As will be reported in the Oct. 16 issue of the Journal of Geophysical Research, UI atmospheric scientists Natalia Andronova and Michael Schlesinger found there is a 54 percent chance that climate sensitivity lies outside the 1.5 to 4.5 degree Centigrade range announced by the Intergovernmental Panel on Climate Change.
“This is definitely not good news,” Schlesinger said. “If the climate sensitivity is greater than the IPCC’s upper bound, climate change could be one of humanity’s most severe problems of the 21st century. If, however, it is less than the lower bound, then climate change may not be a serious problem for humanity.”
In a study supported by the National Science Foundation and the U.S. Department of Energy, the researchers used a simple climate/ocean model and the observed near-surface temperature record to estimate the probability distribution for climate sensitivity. For each of 16 radiative-forcing models, the changes in global-mean near-surface temperature were calculated for the years 1765 through 1997. The radiative-forcing models included greenhouse gases, anthropogenic sulfate aerosol, volcanoes and solar irradiance. The researchers found that, as a result of natural variability and uncertainty in the radiative forcing, it is 90 percent likely that climate sensitivity lies between 1 and 10 degrees Centigrade.
While some scientists have argued that the IPCC should assign subjective probabilities to its various scenarios of future climate change, Schlesinger and colleague Robert Lempert (of the Rand Corp.) disagree. Optimization plans should not be based upon subjective probabilities because “decision-makers must form a climate policy acceptable to groups with many different, yet plausible, estimates of the likelihood of alternative futures,” the two researchers wrote in the July 26 issue of the journal Nature.
The large uncertainties associated with the climate-change problem can make conventional policy prescriptions unreliable, Schlesinger said. “It could take a fair fraction of a century to acquire enough observations to significantly reduce the level of uncertainty, and by then it may be too late to do anything about it. By using an adaptive-decision strategy, however, we can observe the damages due to climate change, and the rate of change of the cost differential between fossil fuels and non-fossil fuels. Depending upon what we see, we can alter what we do.”

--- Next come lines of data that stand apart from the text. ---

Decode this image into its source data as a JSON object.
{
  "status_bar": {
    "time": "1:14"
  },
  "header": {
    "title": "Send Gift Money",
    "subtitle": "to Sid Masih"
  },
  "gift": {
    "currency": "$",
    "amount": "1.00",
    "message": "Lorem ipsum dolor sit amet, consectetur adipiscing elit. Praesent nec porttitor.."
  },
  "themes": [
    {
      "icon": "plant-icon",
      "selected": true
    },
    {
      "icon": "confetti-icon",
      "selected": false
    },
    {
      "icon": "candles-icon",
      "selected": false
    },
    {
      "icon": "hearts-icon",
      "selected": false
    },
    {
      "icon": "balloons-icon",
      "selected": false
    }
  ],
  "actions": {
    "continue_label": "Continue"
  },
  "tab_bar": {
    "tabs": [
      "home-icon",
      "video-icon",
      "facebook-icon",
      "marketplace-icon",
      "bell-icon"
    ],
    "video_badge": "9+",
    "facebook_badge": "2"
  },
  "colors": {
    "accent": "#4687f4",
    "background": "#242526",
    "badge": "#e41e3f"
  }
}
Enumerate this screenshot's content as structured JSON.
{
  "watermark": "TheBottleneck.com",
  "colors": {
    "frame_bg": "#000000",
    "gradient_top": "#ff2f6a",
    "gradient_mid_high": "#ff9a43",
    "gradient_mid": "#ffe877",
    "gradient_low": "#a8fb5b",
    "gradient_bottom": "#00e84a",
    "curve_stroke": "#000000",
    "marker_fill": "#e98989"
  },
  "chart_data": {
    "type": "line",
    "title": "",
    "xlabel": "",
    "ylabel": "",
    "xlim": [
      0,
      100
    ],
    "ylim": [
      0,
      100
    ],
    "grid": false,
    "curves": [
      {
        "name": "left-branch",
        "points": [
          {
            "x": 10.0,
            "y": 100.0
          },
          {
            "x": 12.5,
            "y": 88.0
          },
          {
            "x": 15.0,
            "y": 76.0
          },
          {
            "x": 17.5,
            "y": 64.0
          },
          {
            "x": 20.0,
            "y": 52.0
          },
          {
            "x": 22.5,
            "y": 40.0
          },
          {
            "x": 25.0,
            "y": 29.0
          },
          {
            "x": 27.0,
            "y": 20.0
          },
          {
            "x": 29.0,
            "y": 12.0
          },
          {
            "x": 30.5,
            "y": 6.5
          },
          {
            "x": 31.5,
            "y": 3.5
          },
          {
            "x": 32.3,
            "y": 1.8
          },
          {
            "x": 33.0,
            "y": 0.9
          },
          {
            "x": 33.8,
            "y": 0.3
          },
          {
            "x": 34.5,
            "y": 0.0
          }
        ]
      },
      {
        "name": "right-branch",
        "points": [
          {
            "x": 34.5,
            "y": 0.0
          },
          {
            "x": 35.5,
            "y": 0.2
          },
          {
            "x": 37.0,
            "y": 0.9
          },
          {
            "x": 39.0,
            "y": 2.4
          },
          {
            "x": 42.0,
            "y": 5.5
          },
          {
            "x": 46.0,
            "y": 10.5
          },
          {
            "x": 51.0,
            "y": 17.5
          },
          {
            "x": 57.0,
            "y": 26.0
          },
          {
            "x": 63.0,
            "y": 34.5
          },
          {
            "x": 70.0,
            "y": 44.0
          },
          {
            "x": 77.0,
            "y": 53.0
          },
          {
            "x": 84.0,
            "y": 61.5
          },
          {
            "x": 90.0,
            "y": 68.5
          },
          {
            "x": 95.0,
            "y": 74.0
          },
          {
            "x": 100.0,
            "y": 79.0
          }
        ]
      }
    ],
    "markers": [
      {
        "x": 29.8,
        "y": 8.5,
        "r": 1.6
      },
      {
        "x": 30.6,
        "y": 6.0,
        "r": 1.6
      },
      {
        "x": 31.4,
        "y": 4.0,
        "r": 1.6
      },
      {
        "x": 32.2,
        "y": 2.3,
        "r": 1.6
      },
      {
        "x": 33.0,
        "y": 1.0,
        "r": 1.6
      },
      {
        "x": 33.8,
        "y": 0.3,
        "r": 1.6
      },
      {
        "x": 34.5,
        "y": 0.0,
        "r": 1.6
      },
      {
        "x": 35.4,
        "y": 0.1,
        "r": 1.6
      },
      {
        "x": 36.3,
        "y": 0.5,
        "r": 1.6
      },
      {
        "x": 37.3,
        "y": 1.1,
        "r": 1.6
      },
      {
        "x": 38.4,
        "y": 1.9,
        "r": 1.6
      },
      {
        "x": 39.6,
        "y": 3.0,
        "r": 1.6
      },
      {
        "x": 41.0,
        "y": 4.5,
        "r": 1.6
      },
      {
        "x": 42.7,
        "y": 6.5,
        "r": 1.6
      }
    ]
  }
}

By objectively estimating the likelihood of the climate sensitivity having any particular value – that is, by its probability distribution – the crafting of robust, adaptive climate-change policy could be greatly facilitated, Schlesinger said. “Such a strategy could also aid in the negotiation process, because decision-makers could make more reasonable and defensible choices about climate-change policy without requiring highly accurate or widely accepted predictions of the future.”